To be way more pedantic, dithering is a technique to reduce the quantization error (what happens when you map values from a big, possibly infinite set to a smaller, finite set). This is done whenever a system or algorithm converts data from higher dynamic range representation (more bits per quantum of signal, like a pixel or audio sample) to a lower dynamic range representation, it's called a bit-depth reduction.

And like you alluded to, every compression algorithm that might find it worth it to do this will do it internally. However the benefits are great, since lowering the bit depth has pretty awful results on quality.

Bit-depth reduction is used in practice in a few places, I'm not well versed in image compression but you do see it in telephony.

1 comments

> This is done whenever a system or algorithm converts data from higher dynamic range representation (more bits per quantum of signal, like a pixel or audio sample) to a lower dynamic range representation, it's called a bit-depth reduction.

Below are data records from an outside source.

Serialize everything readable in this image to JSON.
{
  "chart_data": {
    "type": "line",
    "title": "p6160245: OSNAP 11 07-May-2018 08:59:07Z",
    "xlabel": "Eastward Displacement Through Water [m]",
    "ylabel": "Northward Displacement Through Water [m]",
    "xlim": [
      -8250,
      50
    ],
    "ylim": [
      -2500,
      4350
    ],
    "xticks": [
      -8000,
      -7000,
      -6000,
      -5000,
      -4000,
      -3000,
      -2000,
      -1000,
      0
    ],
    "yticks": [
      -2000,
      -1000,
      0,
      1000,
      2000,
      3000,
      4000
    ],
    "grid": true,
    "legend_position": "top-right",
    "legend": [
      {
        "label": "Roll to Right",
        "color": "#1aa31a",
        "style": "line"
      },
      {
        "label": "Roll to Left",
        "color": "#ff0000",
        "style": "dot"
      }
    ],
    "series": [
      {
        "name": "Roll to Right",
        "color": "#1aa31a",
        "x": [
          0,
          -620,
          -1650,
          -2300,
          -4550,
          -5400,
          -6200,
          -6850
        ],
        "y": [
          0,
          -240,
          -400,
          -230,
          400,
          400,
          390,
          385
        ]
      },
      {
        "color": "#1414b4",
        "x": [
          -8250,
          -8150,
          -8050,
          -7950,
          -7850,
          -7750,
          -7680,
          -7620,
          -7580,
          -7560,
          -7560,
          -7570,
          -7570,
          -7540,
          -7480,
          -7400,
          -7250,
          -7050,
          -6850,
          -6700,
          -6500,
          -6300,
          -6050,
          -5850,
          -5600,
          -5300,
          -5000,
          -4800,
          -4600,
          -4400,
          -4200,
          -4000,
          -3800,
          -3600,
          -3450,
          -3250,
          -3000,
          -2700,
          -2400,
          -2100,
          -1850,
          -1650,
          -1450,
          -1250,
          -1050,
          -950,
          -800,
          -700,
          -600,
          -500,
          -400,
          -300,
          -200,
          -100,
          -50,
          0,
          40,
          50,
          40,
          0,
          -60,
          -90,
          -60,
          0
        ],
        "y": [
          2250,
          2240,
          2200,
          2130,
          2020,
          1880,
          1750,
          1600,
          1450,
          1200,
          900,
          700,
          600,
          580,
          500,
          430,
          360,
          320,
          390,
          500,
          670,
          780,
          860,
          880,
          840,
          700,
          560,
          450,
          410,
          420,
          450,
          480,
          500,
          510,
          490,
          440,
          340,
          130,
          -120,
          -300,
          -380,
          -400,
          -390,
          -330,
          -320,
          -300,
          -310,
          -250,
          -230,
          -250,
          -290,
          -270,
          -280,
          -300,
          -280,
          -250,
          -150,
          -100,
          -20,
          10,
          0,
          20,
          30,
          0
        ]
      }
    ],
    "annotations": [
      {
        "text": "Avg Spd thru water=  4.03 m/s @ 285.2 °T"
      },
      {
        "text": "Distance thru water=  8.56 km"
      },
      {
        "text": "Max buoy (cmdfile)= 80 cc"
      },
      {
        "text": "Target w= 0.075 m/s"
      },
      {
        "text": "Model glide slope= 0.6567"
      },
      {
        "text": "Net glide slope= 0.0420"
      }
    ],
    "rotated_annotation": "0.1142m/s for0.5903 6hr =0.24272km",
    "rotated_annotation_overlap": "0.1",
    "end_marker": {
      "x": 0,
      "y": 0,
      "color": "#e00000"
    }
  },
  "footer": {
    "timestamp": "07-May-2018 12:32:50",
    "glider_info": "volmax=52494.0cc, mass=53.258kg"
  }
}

You are mixing two things here? Bit depth reduction is a specific term, it refers to the reduction in the amount of information you want to _convey_.

Compression is be reducing the number of bits/pixel averaged across the whole image. Good compression algorithms will not be spatially uniform, it's entirely possible that pixels in some parts of the image are compressed with more bits/pixel than pixels in other parts.

I took care not to conflate the two and to isolate the terms outside the context of compression, and image processing at large.